L'idée est tout simplement d'installer une petite éolienne au bout de son jardin. Pourvu que l'animal ne dépasse pas les 12 mètres, le projet n'est pas soumis à l'obtention d'un permis de construire ou à une quelconque autorisation administrative. Une simple déclaration de travaux suffit. Pas plus compliqué que pour poser une lucarne dans son grenier.
Fondé en 2007 par quatre ingénieurs de Supelec, Weole Energy propose donc une alternative au photovoltaïque domestique. Mais le problème avec l'éolien à l'échelle privée, c'est que la loi n'oblige pas EDF à racheter la production. Il n'y a pas de tarif de rachat garanti. Pour parer à cela, Weole Energy a conclu un partenariat avec Direct Énergie, principal concurrent d'EDF, pour permettre le rachat du surplus de production domestique à 8 centimes du kilowatt/heure, équivalent au prix de rachat des grandes éoliennes. « Lorsque vous produisez plus que ses besoins, vous revendez à Direct Énergie. Et quand il n'y a pas de vent et que vous consommez, vous reprenez au réseau ce que vous lui avez donné », indique Michel Galligo, président de la société.
Rachat du surplus à 8 centimes du kilowatt/heure
Weole Energy estime que pour un bon équilibre économique, il faut couvrir avec l'éolien 70 % de sa consommation. « Pour la consommation classique d'une maison à la campagne, qui est d'environ 10 000 kilowatts/heure par an, une éolienne de 5 kilowatts correctement ventée est parfaitement suffisante. » Un tel petit joujou facturé 29 000 €, moins 8 000 € de crédits d'impôt, s'amortirait sur une dizaine d'années « en tenant compte de l'augmentation du prix de l'électricité », précise M. Galligo.

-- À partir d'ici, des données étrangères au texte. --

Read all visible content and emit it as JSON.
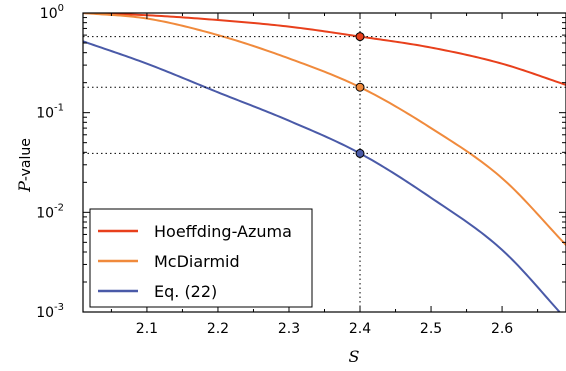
{
  "chart_data": {
    "type": "line",
    "xlabel_var": "S",
    "ylabel_var": "P",
    "ylabel_suffix": "-value",
    "xlim": [
      2.01,
      2.69
    ],
    "ylim": [
      0.001,
      1
    ],
    "yscale": "log",
    "x_ticks": [
      "2.1",
      "2.2",
      "2.3",
      "2.4",
      "2.5",
      "2.6"
    ],
    "y_ticks": [
      {
        "base": "10",
        "exp": "0"
      },
      {
        "base": "10",
        "exp": "-1"
      },
      {
        "base": "10",
        "exp": "-2"
      },
      {
        "base": "10",
        "exp": "-3"
      }
    ],
    "grid": false,
    "legend_position": "lower-left",
    "reference_x": 2.4,
    "series": [
      {
        "name": "Hoeffding-Azuma",
        "color": "#e8401c",
        "marker_y": 0.58,
        "x": [
          2.01,
          2.1,
          2.2,
          2.3,
          2.4,
          2.5,
          2.6,
          2.69
        ],
        "y": [
          1.0,
          0.95,
          0.85,
          0.73,
          0.58,
          0.45,
          0.31,
          0.19
        ]
      },
      {
        "name": "McDiarmid",
        "color": "#f08a3c",
        "marker_y": 0.18,
        "x": [
          2.01,
          2.1,
          2.2,
          2.3,
          2.4,
          2.5,
          2.6,
          2.69
        ],
        "y": [
          1.0,
          0.88,
          0.6,
          0.35,
          0.18,
          0.07,
          0.022,
          0.0047
        ]
      },
      {
        "name": "Eq. (22)",
        "color": "#4a5aa8",
        "marker_y": 0.039,
        "x": [
          2.01,
          2.1,
          2.2,
          2.3,
          2.4,
          2.5,
          2.6,
          2.69
        ],
        "y": [
          0.52,
          0.31,
          0.16,
          0.083,
          0.039,
          0.014,
          0.0042,
          0.00085
        ]
      }
    ]
  }
}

Quel avantage par rapport aux panneaux solaires ? On devine bien sûr de quel côté penche la balance pour Michel Galligo. « Pour la même somme investie, le photovoltaïque a un rendement cinq fois inférieur à l'éolienne. Par contre, son électricité peut être revendue très cher, car elle est ultra-subventionnée (NDLR : de 31,4 à 58 centimes du kilowatt/heure). Alors que pour le petit éolien, le prix de rachat est bas. Enfin, il y a la philosophie du système. Avec le photovoltaïque, on ne consomme pas l'énergie qu'on produit, on la revend pour racheter du nucléaire. Dans le petit éolien, on consomme en priorité l'électricité de son éolienne, ce qui est plus écologique. »
La start-up a fait 2 millions de chiffre d'affaires l'an passé et compte atteindre 5 à 10 millions cette année.
Dans la région, elle va bientôt créer un site pilote dans une ferme de Bouvancourt (Marne). Il sera doté d'une éolienne de 11,50 mètres d'une capacité de 10 kilowatts, soit une production estimée à un peu moins de 20 000 kilowatts/heure par an.